Question

1. Suppose two landowners have land that can be set aside for habitat preservation purposes, although at a cost. Farm 1’s marginal costs from setting aside habitat is MC₁ = 2q₁, where q₁ is the units of land set aside. Farm 2’s marginal costs from setting aside habitat is MC₂ = q₂, where q₂ is the units of land set aside.

For parts a, b, and c, below, please assume that the government wants to preserve 1200 units of land from these two landowners, that is, q1 + q2 = 1200.

1. What is the cost-effective (meaning minimal-cost) allocation of habitat preservation between the two landowners? Calculate and show this graphically using the appropriate graph. Label (do not calculate) the associated total cost.  

2. Identify graphically, and explain (both algebraically and intuitively), the efficiency loss (here, meaning increase in total costs) that would occur if only Farm 1’s land was used to satisfy the habitat goal.

2. For the cost-effective allocation computed in part a, what are the imputed marginal benefits of habitat preservation, and why?

Answer 1

A) From the question, it is clear that the marginal cost of 1 unit of land is twice more in Farm 1 than in Farm 2 since MC1 = 2q1 and MC2 = q2. So for instance, if a 1 unit of land preveration costs 10 units in Farm 2, then the same 1 unit of land preservation will cost 20 units in Farm 1. Having cleared this, we can now compute the cost effective allocation of habitat preservation of the two landowners. Minimial cost is basically the minimized total cost. So this boils down to a simple cost minimization problem where we differentiate cost with q and set it equal to 0. We can compute the Total Cost (TC) which is equal to TC = TC1 + TC2. We can then subsitute q1 = 1200 - q2 in the TC equation and then differentiate it with q2 to get the minimum cost. We compute the TC of each Farm by simply integrating it with dq1 and dq2 respectively. But we know that differentiating TC with q, we will get MC which we then set to 0 for minimization, and since we have been given MC in the question, we can use it directly.

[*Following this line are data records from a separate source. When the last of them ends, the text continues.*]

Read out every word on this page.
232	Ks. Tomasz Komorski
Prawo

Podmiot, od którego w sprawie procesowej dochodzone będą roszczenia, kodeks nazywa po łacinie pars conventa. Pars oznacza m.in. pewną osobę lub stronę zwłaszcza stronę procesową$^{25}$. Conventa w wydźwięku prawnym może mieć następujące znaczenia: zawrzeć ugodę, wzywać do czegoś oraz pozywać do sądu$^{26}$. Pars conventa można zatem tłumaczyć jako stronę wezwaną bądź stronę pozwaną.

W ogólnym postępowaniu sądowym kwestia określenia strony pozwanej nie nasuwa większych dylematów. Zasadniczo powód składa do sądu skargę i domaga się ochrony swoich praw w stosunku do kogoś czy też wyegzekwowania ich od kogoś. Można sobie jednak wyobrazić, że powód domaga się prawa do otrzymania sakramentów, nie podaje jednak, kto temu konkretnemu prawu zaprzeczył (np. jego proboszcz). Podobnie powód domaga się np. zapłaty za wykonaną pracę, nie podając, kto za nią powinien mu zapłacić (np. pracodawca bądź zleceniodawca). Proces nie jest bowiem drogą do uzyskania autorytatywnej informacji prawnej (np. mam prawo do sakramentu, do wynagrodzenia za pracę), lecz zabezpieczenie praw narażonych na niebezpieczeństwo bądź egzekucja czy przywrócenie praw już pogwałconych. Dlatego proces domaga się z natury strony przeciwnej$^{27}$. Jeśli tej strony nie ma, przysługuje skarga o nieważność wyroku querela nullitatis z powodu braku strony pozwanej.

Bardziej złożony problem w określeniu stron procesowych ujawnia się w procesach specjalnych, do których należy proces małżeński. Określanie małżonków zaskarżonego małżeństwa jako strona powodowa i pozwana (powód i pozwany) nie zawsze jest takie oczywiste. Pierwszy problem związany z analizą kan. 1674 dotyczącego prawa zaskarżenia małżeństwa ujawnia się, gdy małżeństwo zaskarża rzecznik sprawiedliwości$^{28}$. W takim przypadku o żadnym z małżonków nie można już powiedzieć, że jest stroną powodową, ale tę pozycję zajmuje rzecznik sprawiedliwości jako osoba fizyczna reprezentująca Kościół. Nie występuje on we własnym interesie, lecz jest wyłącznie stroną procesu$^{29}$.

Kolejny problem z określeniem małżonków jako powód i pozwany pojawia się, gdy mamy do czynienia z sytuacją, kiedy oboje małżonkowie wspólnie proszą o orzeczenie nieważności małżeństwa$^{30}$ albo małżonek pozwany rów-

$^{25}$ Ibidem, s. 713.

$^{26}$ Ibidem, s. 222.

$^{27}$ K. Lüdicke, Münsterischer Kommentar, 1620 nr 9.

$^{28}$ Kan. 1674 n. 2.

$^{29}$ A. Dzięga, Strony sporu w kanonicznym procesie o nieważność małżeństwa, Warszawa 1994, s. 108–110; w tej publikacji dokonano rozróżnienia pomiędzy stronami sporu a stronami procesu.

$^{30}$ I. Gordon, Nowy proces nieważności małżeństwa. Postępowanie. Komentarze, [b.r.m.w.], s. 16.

So, we set MC1 = 0 and substitute q1 = 1200 - q2 in it. Therefore, we get:

MC1 = 0 = 2(1200 - q2) = 2400 - 2q2. This implies q2* = 2400/2 = 1200. Putting this back in the government constraint, we get q1* = 1200 - q2* = 1200 - 1200 = 0. So, MC2 = 1200 and MC1 = 0. Total cost for Farm 2 = 1200 x 1200 = 1440000 and Total cost for Farm 1 = 0.

The x axis measures the land unit and y axis measures the costs. The MC1 curve is twice steeper than MC2 curve. The total costs has been marked as the horizontally dashed part of MC2 curve.

b) If only Farm 1's land were to be used to preservation, then the marginal costs would be 2 times 1440000 = 2880000. So the increase in Total costs would be of the amount of 1440000. This has been shown as the vertically dashed part of the MC1 curve.

c) The imputed marginal benefits from the 1200 units of land used in habitat preservation is the increase in flora and fauna, afforestation and increase in better environmental outcomes.